Essentially all electronic systems require a nonvarying supply voltage (or current), that is, a dc voltage (or dc current). On the other hand, the electric power supplied by utilities is characterized by an alternating voltage and current having a sinusoidal time dependence. In North America, a frequency of 60 Hz is common, whereas 50 Hz is used in most other areas of the world. Utility potentials depend on the usage: residential service is 120 V (rms) in North America, whereas 220–240 V is common for residential service elsewhere.
A semiconductor junction diode allows a current in only one direction; its reverse-biased current is negligibly small and can be ignored for nearly all applications. Hence, a diode may be used to convert an alternating source of current to a current with a single direction – a process generally referred to as rectification. For many electronic applications it is also necessary to transform the utility voltage to a desired voltage using an iron-core transformer.

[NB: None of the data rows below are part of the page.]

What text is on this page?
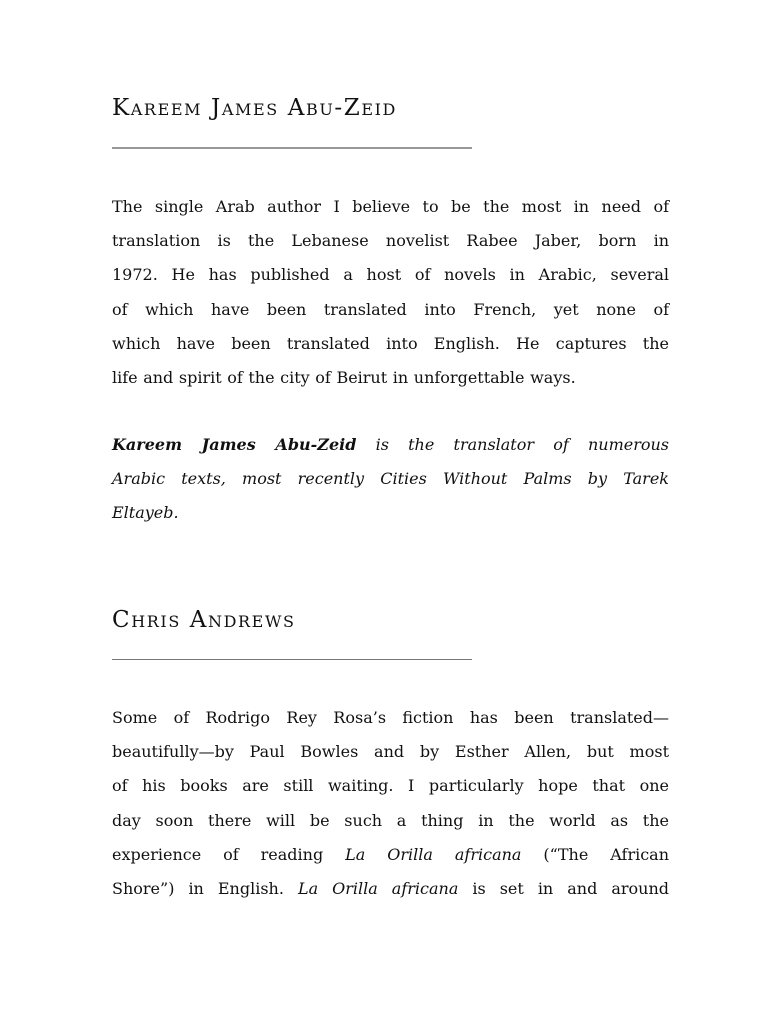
Kareem James Abu-Zeid
The single Arab author I believe to be the most in need of
translation is the Lebanese novelist Rabee Jaber, born in
1972. He has published a host of novels in Arabic, several
of which have been translated into French, yet none of
which have been translated into English. He captures the
life and spirit of the city of Beirut in unforgettable ways.
Kareem James Abu-Zeid is the translator of numerous
Arabic texts, most recently Cities Without Palms by Tarek
Eltayeb.
Chris Andrews
Some of Rodrigo Rey Rosa’s fiction has been translated—
beautifully—by Paul Bowles and by Esther Allen, but most
of his books are still waiting. I particularly hope that one
day soon there will be such a thing in the world as the
experience of reading La Orilla africana (“The African
Shore”) in English. La Orilla africana is set in and around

The resistor RL of the power supply of Figure 6.1 represents the load to which electrical power is to be supplied. The secondary voltage of the transformer vTrans(t) is rectified by the diode, resulting in a load voltage vLoad(t) that has a single polarity. The load current vLoad(t)/RL also has a single polarity.
The usefulness of the supply shown in Figure 6.1 is very limited because the load voltage is zero for a significant portion of each period of the input voltage.